'Go,' he added, 'you have had my word; though we live fifty years you are safe from me, because——because——God forgive you! you are hers.'

He made a gesture towards the door. Sabran shivered under the insult which his conscience could not resent, his hand dared not avenge.

Hearing this there fell away from him the arrogance that had been his mask, the courage that had been his shield. He saw himself for the first time as this man saw him, as all the world would see him if once it knew his secret. For the first time his past offences rose up like ghosts naked from their graves. The calmness, the indifference, the cynicism, the pride which had been so long in his manner and in his nature deserted him. He felt base-born before a noble, a liar before a gentleman, a coward before a man of honour.

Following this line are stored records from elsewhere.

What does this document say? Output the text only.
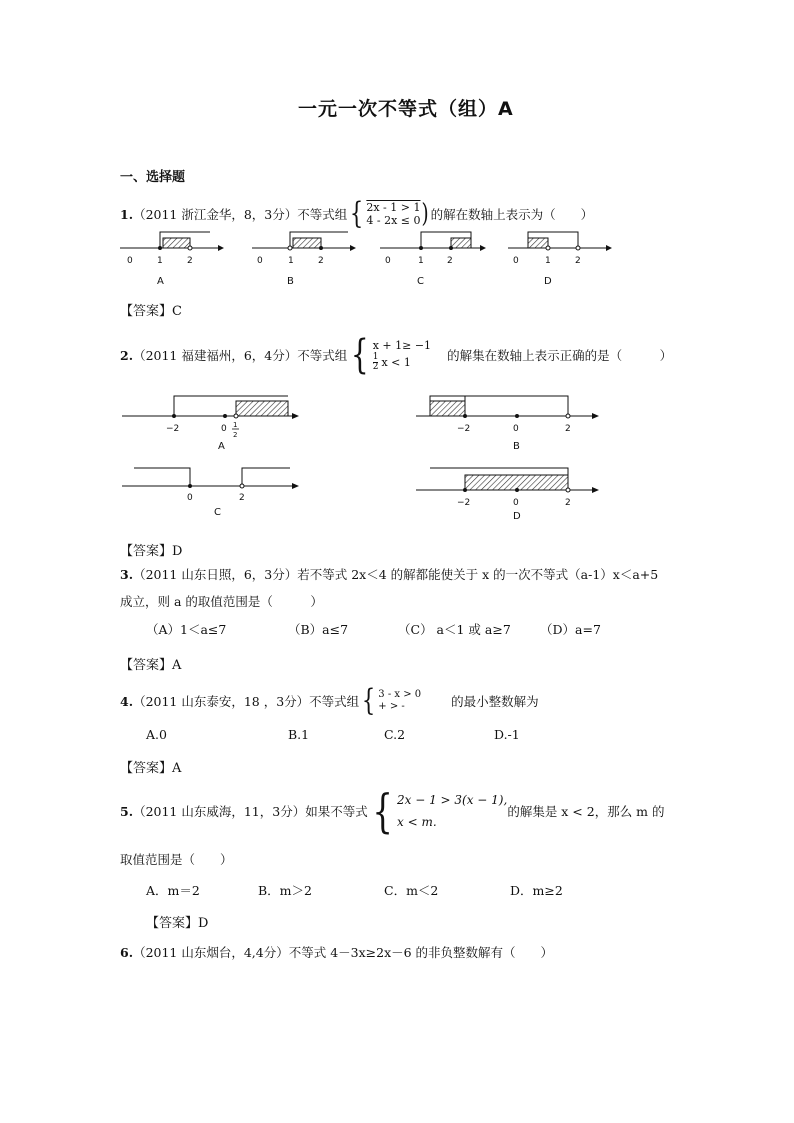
一元一次不等式（组）A
一、选择题
1. （2011 浙江金华，8，3分）不等式组 { 2x - 1 > 1
4 - 2x ≤ 0 ) 的解在数轴上表示为（　　）
0	1	2	0	1	2	0	1	2	0	1	2
A	B	C	D
【答案】C
2. （2011 福建福州，6，4分）不等式组 { x + 1≥ −1
$\frac{1}{2}$ x < 1	的解集在数轴上表示正确的是（　　　）
−2	0 1
2
−2	0	2
0	2	−2	0	2
A	B
C	D
【答案】D
3.（2011 山东日照，6，3分）若不等式 2x＜4 的解都能使关于 x 的一次不等式（a-1）x＜a+5
成立，则 a 的取值范围是（　　　）
（A）1＜a≤7	（B）a≤7	（C） a＜1 或 a≥7 （D）a=7
【答案】A
4. （2011 山东泰安，18 ，3分）不等式组 { 3 - x > 0
+ > -	的最小整数解为
A.0	B.1	C.2	D.-1
【答案】A
5. （2011 山东威海，11，3分）如果不等式 { 2x − 1 > 3(x − 1),
x < m.
的解集是 x < 2，那么 m 的
取值范围是（　　）
A．m＝2	B．m＞2	C．m＜2	D．m≥2
【答案】D
6.（2011 山东烟台，4,4分）不等式 4－3x≥2x－6 的非负整数解有（　　）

Where he stood, leaning on a high caned chair to support himself against the sickly weakness which still came on him from his scarce healed wounds, he felt for the first time to cower and shrink before this man who was his judge, and might become his accuser did he choose. Something in the last words of Egon Vàsàrhely suddenly brought home to him the enormity of his own sin, the immensity of the other's forbearance. He suddenly realised all the offence to honour, all the outrage to pride, all the ineffaceable indignity which he had brought upon a great race: all that he had done, never to be undone by any expiation of his own, in making Wanda von Szalras the mother of his sons. Submissive, he turned without a word of gesture or of pleading, and felt his way out of the chamber through the dusky mists of the faintness stealing on him.


[CHAPTER XX.]

He reached his own room unseen, feeling his way with his hands against the tapestry of the wall, and had presence of mind enough to fling his clothes off him and stagger to his bed, where he sank down insensible.

She was still asleep.

When dawn broke they found him ill, exhausted, with a return of fever. He had once a fit of weeping like a child. He could not bear his wife a moment from his sight. She reproached herself for having acceded to his desire and left him unattended whilst she slept.

But of that midnight interview she guessed nothing.